И собственное поведение режиссирует очень точно Михалков. Он ни в коем случае не станет диктовать, что надо снимать, а что не надо. Он слишком себя уважает, чтобы опускаться до цензуры. Если его кто-то демонизирует, видит в нем диктатора — это тоже, по-моему, игра, и игра неумная. Лично я никаких идеологических диктатов и революционных перемен не жду. Иное дело, что много будет подобострастия, с одной стороны, и оппозиционной фронды — с другой, — а я ни к тому, ни к другому особенной симпатии не чувствую.
— А разговоры про то, что он хочет стать президентом?
— Это кто-то пошутил, три дурака поверили и тридцать три повторяют. Мне, во всяком случае, не кажется, что у него есть такие амбиции. Кому-то хочется опять бояться, кому-то — лебезить, ищется любой предлог...
— Ваш отец — ближайший соратник Горбачева. Это вам как-то помогло?
— Вы знаете, когда первым лицом в стране стал Горбачев, я уже вовсю писал и снимал, так что помощь как таковая не требовалась. Политическая деятельность отца для меня всегда была где-то там, в сферах... Важнее было его присутствие, его порядочность, его серьезное отношение к жизни. Конечно, на папу из «Курьера» он не был похож.
— Но жизнь «золотой молодежи» вы знаете явно не понаслышке?
— Если иметь в виду «золотую молодежь» из «Курьера», то да. Все эти девочки — «Когда я была в Праге...», «В Париже так не носят...». Эту публику я видел, но вообще никаких оргий, пышности и прочих атрибутов сливок общества в моей молодости не было. А по сравнению с жизнью современного молодого человека я был просто... дитя...
— Кстати, почему вы так ничего и не написали, кроме «Курьера»? Это, мне кажется, все-таки вершинное ваше достижение, хотя, может, я просто вовремя его прочел — в пятнадцать лет...
— Почему же не написал, я все свои сценарии пишу сам, вместе с постоянным соавтором и другом Бородянским. Но после «Курьера» были еще какие-то попытки в жанре чистой прозы, не для кино, — я их опять отнес в «Юность», но там не взяли. Это были стилизованные такие рассказы, про любовь, несколько в духе Стефана Цвейга. Где-то они и сейчас лежат — может быть, я со временем к ним вернусь.
— Когда вышла «Американская дочь», все говори¬ли, что это как-то связано с вашим первым браком, с Аленой Зандер, которая живет сейчас в США...
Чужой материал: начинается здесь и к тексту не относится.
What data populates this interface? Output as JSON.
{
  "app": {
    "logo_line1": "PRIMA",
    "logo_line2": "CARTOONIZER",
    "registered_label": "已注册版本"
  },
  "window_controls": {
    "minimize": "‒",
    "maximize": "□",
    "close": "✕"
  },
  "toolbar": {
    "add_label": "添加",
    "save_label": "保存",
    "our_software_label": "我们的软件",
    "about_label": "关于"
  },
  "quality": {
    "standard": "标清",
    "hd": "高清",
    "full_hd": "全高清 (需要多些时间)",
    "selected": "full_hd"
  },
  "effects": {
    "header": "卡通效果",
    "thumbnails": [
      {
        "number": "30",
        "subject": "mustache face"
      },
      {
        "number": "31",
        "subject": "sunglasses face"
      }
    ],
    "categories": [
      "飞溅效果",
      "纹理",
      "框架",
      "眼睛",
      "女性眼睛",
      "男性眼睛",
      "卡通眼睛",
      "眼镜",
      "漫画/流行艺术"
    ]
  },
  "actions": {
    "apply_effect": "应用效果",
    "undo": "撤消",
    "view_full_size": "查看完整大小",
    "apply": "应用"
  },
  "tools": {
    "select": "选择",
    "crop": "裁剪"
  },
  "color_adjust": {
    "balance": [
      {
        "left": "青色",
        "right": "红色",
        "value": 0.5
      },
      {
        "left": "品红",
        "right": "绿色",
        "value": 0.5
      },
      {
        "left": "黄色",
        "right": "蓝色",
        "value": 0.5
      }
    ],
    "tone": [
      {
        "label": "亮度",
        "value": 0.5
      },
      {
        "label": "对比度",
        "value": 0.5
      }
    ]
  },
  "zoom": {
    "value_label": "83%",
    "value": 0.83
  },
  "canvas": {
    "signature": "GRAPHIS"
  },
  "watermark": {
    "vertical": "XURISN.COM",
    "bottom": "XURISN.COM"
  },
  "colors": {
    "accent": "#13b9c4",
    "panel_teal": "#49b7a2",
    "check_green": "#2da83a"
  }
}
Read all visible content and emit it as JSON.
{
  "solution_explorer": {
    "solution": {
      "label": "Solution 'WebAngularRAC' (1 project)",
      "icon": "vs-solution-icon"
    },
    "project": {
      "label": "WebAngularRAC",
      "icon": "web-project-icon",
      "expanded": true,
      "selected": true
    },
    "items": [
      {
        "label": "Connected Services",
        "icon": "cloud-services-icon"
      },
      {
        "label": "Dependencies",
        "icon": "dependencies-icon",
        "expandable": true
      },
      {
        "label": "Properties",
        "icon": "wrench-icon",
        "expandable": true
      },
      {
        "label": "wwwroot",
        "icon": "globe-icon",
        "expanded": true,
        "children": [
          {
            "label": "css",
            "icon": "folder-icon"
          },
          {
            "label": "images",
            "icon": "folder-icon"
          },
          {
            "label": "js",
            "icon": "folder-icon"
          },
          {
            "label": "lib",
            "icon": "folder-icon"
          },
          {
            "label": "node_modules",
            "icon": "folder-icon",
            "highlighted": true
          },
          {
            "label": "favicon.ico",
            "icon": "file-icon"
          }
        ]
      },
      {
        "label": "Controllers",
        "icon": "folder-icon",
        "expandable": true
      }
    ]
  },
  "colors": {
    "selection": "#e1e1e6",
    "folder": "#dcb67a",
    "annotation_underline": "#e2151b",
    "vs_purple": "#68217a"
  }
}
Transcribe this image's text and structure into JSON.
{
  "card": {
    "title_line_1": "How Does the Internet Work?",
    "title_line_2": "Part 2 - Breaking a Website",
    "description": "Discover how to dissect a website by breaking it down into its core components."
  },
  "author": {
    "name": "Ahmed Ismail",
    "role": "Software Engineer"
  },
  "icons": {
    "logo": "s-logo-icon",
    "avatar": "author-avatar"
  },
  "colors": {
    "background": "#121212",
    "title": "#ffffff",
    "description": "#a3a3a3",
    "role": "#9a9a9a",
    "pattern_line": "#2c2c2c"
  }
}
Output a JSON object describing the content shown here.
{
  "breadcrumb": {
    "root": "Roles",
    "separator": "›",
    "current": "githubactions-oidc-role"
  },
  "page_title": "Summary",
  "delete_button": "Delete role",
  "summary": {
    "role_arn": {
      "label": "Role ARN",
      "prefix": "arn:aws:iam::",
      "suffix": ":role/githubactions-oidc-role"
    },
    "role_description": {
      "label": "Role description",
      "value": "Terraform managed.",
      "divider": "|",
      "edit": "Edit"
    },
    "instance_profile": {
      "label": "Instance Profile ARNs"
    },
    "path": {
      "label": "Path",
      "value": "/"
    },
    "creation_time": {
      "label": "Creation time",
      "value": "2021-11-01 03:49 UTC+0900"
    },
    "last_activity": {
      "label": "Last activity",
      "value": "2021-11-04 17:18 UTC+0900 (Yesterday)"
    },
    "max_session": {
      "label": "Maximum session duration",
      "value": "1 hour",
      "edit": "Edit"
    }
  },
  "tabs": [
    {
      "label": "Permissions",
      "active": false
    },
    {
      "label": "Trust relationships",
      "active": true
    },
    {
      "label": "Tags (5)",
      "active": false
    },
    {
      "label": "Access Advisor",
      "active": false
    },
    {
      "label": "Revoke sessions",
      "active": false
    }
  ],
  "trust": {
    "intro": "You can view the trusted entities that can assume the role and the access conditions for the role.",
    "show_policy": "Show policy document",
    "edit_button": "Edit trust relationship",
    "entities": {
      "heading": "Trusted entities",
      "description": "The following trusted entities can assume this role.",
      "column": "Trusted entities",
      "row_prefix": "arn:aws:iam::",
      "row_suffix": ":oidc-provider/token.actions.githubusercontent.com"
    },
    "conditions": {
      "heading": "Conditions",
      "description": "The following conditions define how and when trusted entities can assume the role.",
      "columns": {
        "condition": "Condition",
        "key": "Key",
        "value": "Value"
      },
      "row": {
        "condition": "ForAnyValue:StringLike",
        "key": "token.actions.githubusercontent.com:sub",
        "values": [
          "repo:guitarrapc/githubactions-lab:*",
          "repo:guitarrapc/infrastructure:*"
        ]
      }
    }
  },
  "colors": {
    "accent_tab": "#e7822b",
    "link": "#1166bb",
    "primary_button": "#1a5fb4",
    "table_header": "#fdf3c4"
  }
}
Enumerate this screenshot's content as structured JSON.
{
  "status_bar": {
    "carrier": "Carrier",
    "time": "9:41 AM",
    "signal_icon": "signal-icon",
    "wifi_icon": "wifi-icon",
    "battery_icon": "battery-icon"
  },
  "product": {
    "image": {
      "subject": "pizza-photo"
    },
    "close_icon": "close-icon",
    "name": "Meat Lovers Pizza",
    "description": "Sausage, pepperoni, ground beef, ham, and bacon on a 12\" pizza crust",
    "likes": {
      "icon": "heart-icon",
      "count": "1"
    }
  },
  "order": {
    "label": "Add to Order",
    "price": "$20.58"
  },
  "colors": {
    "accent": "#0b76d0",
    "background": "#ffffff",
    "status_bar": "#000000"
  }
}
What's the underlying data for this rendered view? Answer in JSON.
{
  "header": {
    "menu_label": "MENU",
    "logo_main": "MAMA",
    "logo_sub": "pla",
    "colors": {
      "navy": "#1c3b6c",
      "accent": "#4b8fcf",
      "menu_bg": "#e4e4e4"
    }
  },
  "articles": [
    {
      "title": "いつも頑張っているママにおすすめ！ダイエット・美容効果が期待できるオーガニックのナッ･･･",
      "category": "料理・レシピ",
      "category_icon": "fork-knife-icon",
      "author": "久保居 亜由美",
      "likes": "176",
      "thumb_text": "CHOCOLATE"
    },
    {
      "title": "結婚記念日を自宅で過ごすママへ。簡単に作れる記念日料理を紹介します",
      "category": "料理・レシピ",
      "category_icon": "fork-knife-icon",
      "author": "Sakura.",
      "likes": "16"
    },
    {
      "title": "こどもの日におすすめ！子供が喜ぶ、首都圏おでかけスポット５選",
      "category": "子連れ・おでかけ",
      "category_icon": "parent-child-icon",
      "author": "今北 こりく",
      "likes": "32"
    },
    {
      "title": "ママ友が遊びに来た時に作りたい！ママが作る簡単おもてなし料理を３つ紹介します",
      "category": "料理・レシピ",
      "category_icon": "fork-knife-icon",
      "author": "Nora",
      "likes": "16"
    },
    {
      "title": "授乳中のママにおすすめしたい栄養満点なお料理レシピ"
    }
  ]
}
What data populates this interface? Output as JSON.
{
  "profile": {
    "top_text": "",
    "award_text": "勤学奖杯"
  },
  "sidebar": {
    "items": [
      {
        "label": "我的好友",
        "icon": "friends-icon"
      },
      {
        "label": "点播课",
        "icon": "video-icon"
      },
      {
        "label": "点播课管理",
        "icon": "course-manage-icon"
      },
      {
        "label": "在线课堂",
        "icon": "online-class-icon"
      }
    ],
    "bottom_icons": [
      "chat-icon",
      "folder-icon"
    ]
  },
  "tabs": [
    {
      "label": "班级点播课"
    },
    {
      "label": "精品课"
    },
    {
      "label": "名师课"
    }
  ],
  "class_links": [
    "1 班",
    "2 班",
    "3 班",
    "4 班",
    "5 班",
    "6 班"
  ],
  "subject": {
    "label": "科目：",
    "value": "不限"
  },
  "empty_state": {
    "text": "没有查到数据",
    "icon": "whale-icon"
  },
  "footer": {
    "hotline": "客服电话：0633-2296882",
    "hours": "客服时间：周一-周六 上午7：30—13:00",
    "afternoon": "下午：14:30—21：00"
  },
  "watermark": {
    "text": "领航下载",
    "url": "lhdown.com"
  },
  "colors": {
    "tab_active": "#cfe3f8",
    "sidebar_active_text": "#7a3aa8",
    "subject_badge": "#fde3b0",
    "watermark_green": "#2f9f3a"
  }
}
— И про Машкова такое говорили, ведь его первая жена тоже тогда жила в Америке. Это сейчас она снялась у него в «Сироте казанской» и вместе с ним сыграла у Балаяна. А тогда... Конечно, жизнь как-то влияет, не может не влиять, но я, ей-богу, тогда снимал не про себя и не про свою мечту похитить ребенка. Мне давно хотелось сделать такую картину — роуд-муви, фильм-странствие, причем с абсолютно разными героями, которым очень трудно друг друга понять. Вроде «Бумажной луны» Богдановича или вот недавнего бразильского «Центрального вокзала». И по-моему, девочка там (маленькая американка, ей восемь лет было) — настоящее открытие. Они с Машковым составили идеальную пару.
— Ваша нынешняя жена намного младше вас?
— Мне чаще всего кажется, что старше, потому что рассудительней. На самом деле я не особенно ощущаю собственный возраст. В каком-то смысле я до сих пор курьер, почему и студия наша так называется. Тот семнадцатилетний курьер, довольно грустный и неприкаянный, который больше любит наблюдать, нежели участвовать, над многим иронизирует, не хочет во «взрослую» жизнь и до сих пор умудряется играть в свои отдельные игры. Вот я и играю — девять фильмов уже. Может, так и получится — за всю жизнь не превратиться в хозяина положения, делать, что хочется, смотреть какие-то сны...
1998
Быков Д. Карен Шахназаров (интервью) / Быков Д. И все-все-все: сборник интервью Вып. 2. // М.: ПРОЗАиК, 2009. С. 266-278.